Yuan H, Huang C, Zhang S - PLoS ONE (2010)

Bottom Line: The highly effectiveness and robustness of receptor-mediated viral invasion of living cells shed lights on the biomimetic design of nanoparticle(NP)-based therapeutics.Our analysis shows that the uptake rate interrelatedly depends on the particle size and ligand density, in contrast to the widely reported size effect.These findings are supported by both recent experiments and typical viral structures, and serve as fundamental principles for the rational design of NP-based nanomedicine.
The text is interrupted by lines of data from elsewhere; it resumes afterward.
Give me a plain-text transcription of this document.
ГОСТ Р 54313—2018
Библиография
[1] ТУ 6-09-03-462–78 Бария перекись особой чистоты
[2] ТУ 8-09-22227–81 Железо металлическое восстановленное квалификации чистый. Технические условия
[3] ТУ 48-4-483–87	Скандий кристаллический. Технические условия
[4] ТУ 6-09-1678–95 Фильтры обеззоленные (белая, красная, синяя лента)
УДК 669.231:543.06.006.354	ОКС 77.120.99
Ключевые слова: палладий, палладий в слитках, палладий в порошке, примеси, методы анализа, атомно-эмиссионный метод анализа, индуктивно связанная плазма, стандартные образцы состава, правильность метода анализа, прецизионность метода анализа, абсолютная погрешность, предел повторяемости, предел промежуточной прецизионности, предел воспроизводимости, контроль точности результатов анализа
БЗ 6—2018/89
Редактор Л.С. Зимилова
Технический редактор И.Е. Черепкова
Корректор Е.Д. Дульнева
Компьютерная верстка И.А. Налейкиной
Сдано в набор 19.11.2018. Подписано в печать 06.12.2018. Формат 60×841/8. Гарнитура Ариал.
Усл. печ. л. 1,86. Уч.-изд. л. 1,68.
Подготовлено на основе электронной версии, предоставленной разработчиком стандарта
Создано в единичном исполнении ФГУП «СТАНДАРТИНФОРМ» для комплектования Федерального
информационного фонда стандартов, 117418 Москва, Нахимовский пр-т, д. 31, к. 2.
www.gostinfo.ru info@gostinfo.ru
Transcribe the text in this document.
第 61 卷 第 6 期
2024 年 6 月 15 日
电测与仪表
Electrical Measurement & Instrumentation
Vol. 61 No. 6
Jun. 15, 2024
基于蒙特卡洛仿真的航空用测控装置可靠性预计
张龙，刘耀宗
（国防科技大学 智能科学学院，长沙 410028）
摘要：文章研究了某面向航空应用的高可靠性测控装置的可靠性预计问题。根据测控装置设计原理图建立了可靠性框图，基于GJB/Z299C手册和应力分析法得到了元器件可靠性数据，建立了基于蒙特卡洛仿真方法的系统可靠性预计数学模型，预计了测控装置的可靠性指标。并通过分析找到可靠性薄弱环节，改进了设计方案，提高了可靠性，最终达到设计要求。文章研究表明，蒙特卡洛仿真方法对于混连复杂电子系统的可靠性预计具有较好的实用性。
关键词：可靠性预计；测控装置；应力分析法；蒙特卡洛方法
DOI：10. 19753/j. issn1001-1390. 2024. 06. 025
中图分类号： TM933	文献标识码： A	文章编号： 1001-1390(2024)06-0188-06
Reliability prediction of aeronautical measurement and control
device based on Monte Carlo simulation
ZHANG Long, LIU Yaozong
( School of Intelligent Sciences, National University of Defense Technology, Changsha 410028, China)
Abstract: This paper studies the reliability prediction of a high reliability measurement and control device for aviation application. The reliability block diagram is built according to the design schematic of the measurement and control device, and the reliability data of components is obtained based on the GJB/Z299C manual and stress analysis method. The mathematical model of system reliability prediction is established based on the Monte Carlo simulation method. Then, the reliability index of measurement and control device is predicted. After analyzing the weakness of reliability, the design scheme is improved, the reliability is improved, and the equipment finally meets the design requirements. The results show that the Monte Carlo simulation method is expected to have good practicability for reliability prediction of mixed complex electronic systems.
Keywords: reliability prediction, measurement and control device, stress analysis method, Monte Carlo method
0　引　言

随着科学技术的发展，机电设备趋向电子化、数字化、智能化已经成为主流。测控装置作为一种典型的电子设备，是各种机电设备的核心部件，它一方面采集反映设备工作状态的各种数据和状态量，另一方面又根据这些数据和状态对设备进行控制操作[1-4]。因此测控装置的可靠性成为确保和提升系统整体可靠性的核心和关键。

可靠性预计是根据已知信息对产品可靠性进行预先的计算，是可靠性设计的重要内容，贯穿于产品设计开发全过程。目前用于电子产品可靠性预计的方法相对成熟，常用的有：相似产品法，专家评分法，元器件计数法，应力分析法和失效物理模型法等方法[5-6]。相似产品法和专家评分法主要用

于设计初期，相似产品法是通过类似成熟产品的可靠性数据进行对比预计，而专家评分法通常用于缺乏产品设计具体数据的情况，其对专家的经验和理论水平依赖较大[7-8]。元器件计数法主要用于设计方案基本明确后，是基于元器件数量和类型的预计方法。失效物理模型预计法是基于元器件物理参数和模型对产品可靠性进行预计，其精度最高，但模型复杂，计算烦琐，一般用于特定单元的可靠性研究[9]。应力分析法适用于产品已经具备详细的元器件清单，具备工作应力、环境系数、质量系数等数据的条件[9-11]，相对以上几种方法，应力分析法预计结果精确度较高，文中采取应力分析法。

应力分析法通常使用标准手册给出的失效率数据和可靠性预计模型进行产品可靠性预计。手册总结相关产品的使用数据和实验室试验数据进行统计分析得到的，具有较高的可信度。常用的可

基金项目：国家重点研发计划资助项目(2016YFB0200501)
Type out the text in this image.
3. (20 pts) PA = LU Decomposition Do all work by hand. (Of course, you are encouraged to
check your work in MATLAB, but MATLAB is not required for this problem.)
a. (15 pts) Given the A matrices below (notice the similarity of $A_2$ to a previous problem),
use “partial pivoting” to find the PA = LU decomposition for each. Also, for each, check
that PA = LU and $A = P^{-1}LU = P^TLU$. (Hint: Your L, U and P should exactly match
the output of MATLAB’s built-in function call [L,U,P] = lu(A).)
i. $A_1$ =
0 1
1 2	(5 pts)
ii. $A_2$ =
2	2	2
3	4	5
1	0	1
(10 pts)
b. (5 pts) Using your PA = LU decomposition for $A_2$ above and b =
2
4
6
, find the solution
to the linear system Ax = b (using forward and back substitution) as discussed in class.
View Article: PubMed Central - PubMed

Affiliation: Department of Engineering Science and Mechanics, The Pennsylvania State University, University Park, Pennsylvania, United States of America.

ABSTRACT
The highly effectiveness and robustness of receptor-mediated viral invasion of living cells shed lights on the biomimetic design of nanoparticle(NP)-based therapeutics. Through thermodynamic analysis, we elucidate that the mechanisms governing both the endocytic time of a single NP and the cellular uptake can be unified into a general energy-balance framework of NP-membrane adhesion and membrane deformation. Yet the NP-membrane adhesion strength is a globally variable quantity that effectively regulates the NP uptake rate. Our analysis shows that the uptake rate interrelatedly depends on the particle size and ligand density, in contrast to the widely reported size effect. Our model predicts that the optimal radius of NPs for maximal uptake rate falls in the range of 25-30 nm, and optimally several tens of ligands should be coated onto NPs. These findings are supported by both recent experiments and typical viral structures, and serve as fundamental principles for the rational design of NP-based nanomedicine.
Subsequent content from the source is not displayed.